★ 1994, le Génocide rwandais (1/3) : naissance d’un nazisme tropical
Pour tout comprendre sur le génocide des Tutsis au Rwanda, une série de trois articles parus en 2004 dans Alternative libertaire...
Il y a dix ans, le 7 avril 1994, le génocide des Tutsis commençait au Rwanda. Il causera, en l’espace de quatre mois, plus d’un million de morts. S’il faut commémorer cet événement monstrueux que fut le « dernier génocide du siècle », il faut également expliquer, encore et encore, pourquoi et comment une telle chose a pu être possible. Comment dans ce petit pays africain, le plus densément peuplé du continent, on est passé des discriminations aux pogromes, puis au génocide.
Qui, aujourd’hui en France, sait exactement ce qui s’est passé au Rwanda en 1994, et la nature des troubles qui ont agité l’est du Congo-Zaïre de longues années après ? Pour le Français moyen, comme tant d’autres pays africains, le Rwanda a été meurtri, en 1994, par une « guerre interethnique » - une variante de la « guerre tribale » - qui aurait dégénéré plus qu’à l’accoutumée.
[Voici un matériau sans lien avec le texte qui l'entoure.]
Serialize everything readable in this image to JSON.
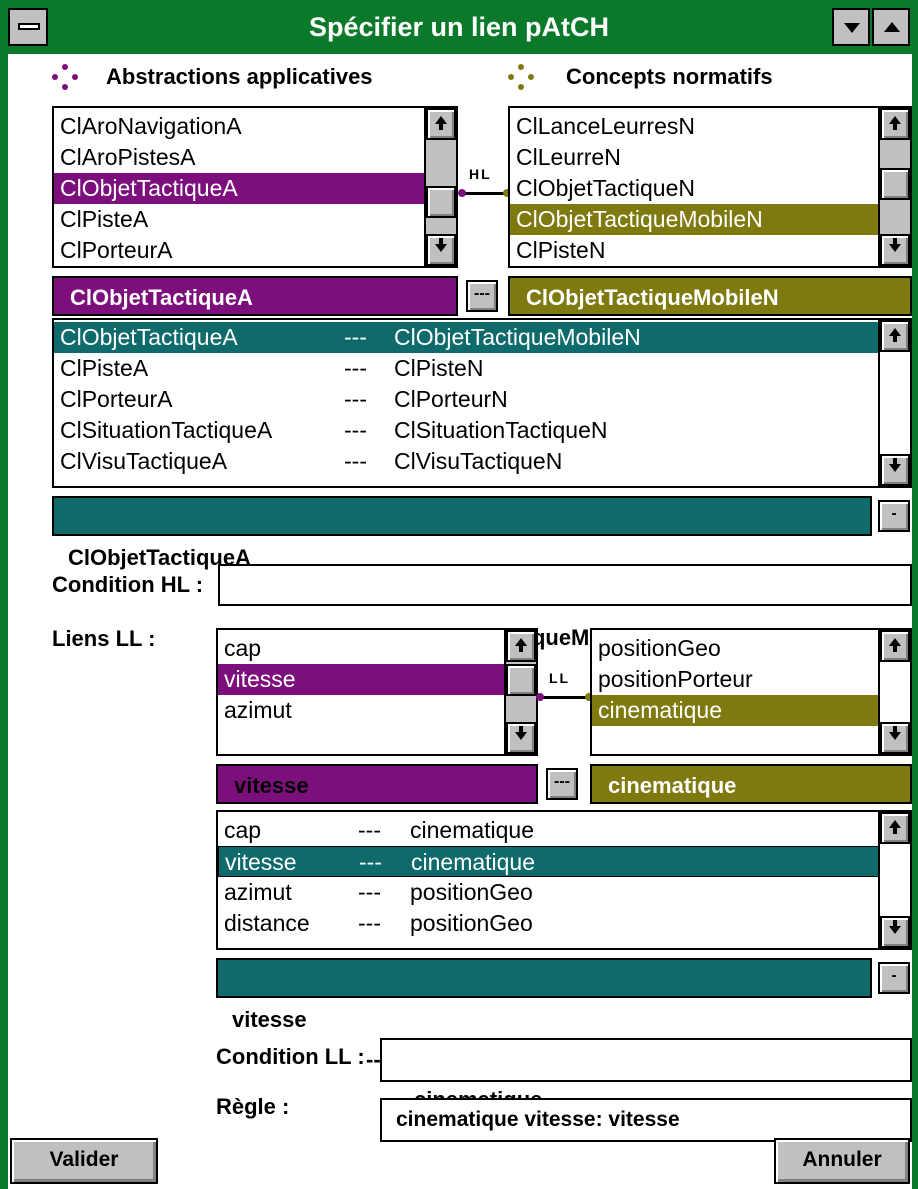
{
  "window": {
    "title": "Spécifier un lien pAtCH"
  },
  "colors": {
    "frame": "#0a7a2a",
    "purple": "#7d0f7d",
    "olive": "#7f7a10",
    "teal": "#0f6b6b"
  },
  "abstractions": {
    "header": "Abstractions applicatives",
    "items": [
      "ClAroNavigationA",
      "ClAroPistesA",
      "ClObjetTactiqueA",
      "ClPisteA",
      "ClPorteurA"
    ],
    "selected": "ClObjetTactiqueA"
  },
  "concepts": {
    "header": "Concepts normatifs",
    "items": [
      "ClLanceLeurresN",
      "ClLeurreN",
      "ClObjetTactiqueN",
      "ClObjetTactiqueMobileN",
      "ClPisteN"
    ],
    "selected": "ClObjetTactiqueMobileN"
  },
  "hl_link_label": "HL",
  "hl_pairs": {
    "rows": [
      {
        "a": "ClObjetTactiqueA",
        "sep": "---",
        "n": "ClObjetTactiqueMobileN"
      },
      {
        "a": "ClPisteA",
        "sep": "---",
        "n": "ClPisteN"
      },
      {
        "a": "ClPorteurA",
        "sep": "---",
        "n": "ClPorteurN"
      },
      {
        "a": "ClSituationTactiqueA",
        "sep": "---",
        "n": "ClSituationTactiqueN"
      },
      {
        "a": "ClVisuTactiqueA",
        "sep": "---",
        "n": "ClVisuTactiqueN"
      }
    ],
    "selected": {
      "a": "ClObjetTactiqueA",
      "sep": "---",
      "n": "ClObjetTactiqueMobileN"
    }
  },
  "link_button_label": "---",
  "remove_button_label": "-",
  "condition_hl": {
    "label": "Condition HL :",
    "value": ""
  },
  "liens_ll": {
    "label": "Liens LL :",
    "left_items": [
      "cap",
      "vitesse",
      "azimut"
    ],
    "left_selected": "vitesse",
    "right_items": [
      "positionGeo",
      "positionPorteur",
      "cinematique"
    ],
    "right_selected": "cinematique",
    "link_label": "LL",
    "pairs": [
      {
        "a": "cap",
        "sep": "---",
        "n": "cinematique"
      },
      {
        "a": "vitesse",
        "sep": "---",
        "n": "cinematique"
      },
      {
        "a": "azimut",
        "sep": "---",
        "n": "positionGeo"
      },
      {
        "a": "distance",
        "sep": "---",
        "n": "positionGeo"
      }
    ],
    "pair_selected": {
      "a": "vitesse",
      "sep": "---",
      "n": "cinematique"
    }
  },
  "condition_ll": {
    "label": "Condition LL :",
    "value": ""
  },
  "regle": {
    "label": "Règle :",
    "value": "cinematique vitesse: vitesse"
  },
  "buttons": {
    "validate": "Valider",
    "cancel": "Annuler"
  }
}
Cette vision est erronée, mais résulte de l’imaginaire colonial qui pèse encore largement sur les consciences occidentales, de la désinformation orchestrée par l’État français, et du négationnisme distillé encore aujourd’hui par l’extrême droite rwandaise. Opérons donc un retour sur l’histoire.
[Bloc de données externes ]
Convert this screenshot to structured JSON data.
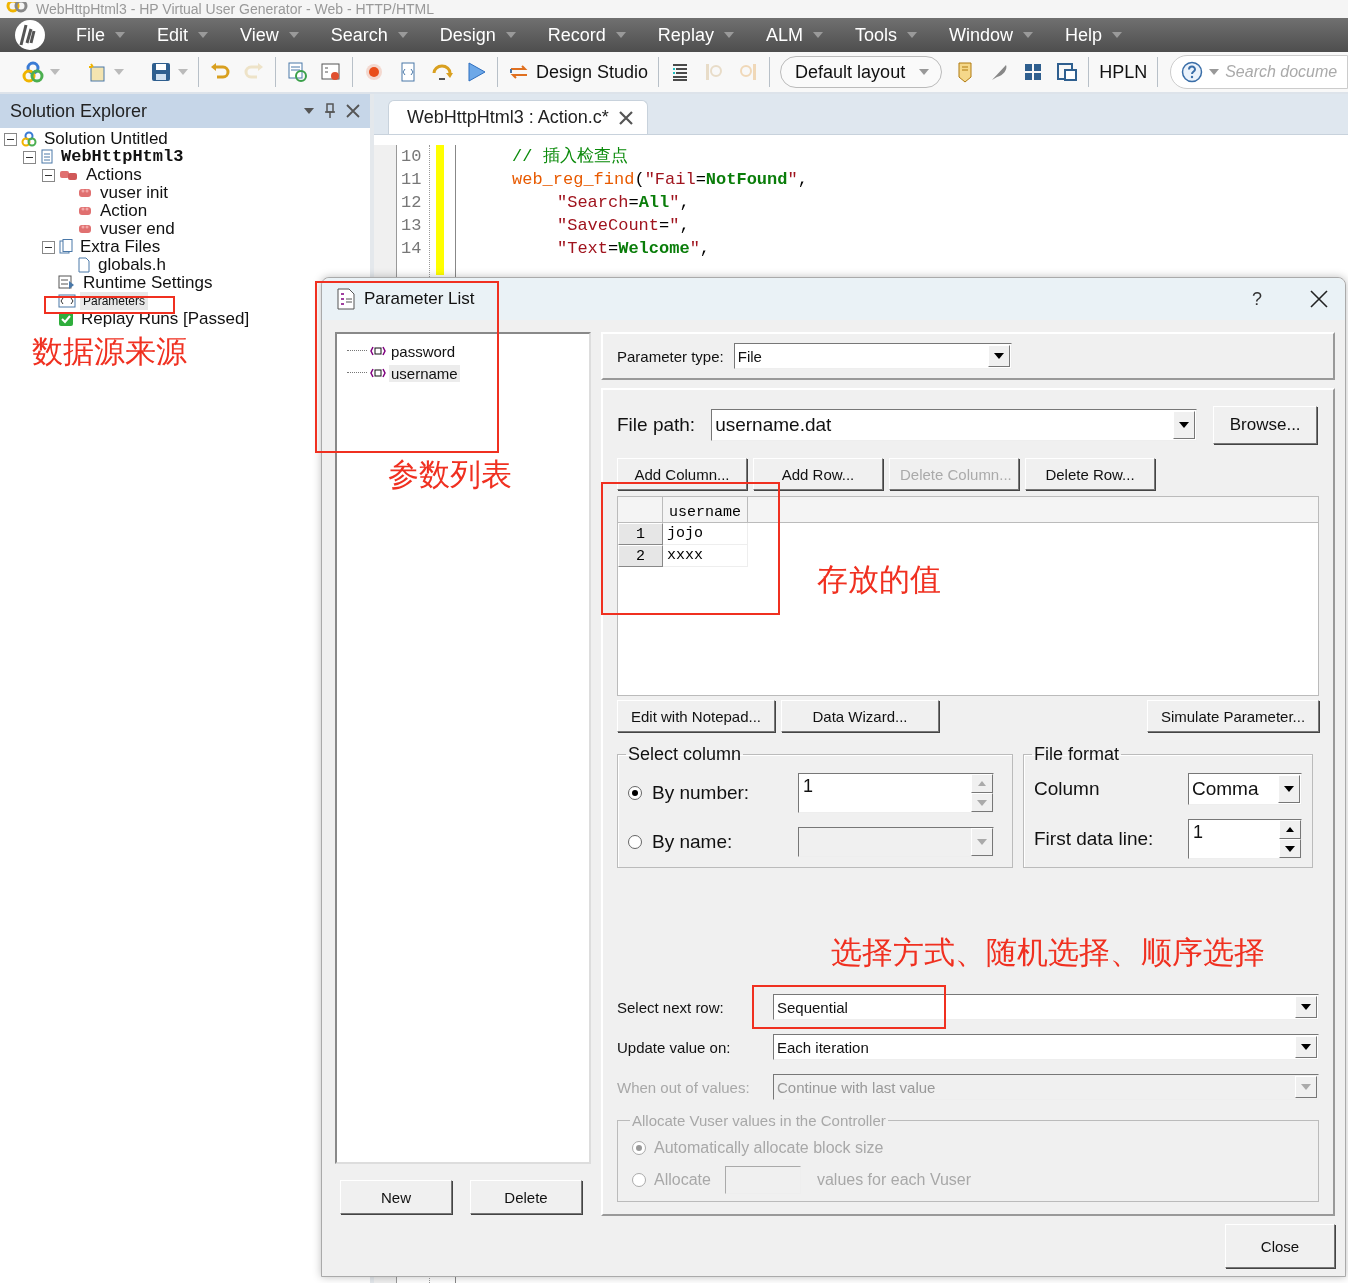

L’État belge, qui occupa le pays à partir de 1916, en partagea la gestion avec l’Église catholique [1], et appuya son pouvoir sur une administration indigène, qu’ils délimitèrent selon un critère « ethnique ».
« Ethnique » entre guillemets, car en réalité il n’y a pas plus de différence entre un Tutsi et un Hutu, qu’entre un Lyonnais et un Marseillais. Parlant la même langue, pratiquant la même religion, la différence entre Hutus et Tutsis est d’ordre social : les Hutus (74% de la population) étant davantage des cultivateurs et les Tutsis (25% de la population) davantage des éleveurs, donc socialement plus avantagés. L’aristocratie traditionnelle était ainsi majoritairement tutsie.
Le pouvoir belge favorisa l’émergence d’une élite tutsie occidentalisée et dévouée, et institutionnalisa le clivage en créant en 1932 la « carte d’identité ethnique », mentionnant l’appartenance « hutu » ou « tutsi ».
Dans les années 1950, les temps changèrent. La décolonisation du continent s’annonçait, et le pouvoir belge et l’Église catholique comprirent que, s’ils désiraient conserver une influence su Rwanda, ils devaient se dissocier de l’élite tutsie qu’ils avaient façonnée et contre laquelle beaucoup de ressentiment s’était accumulé.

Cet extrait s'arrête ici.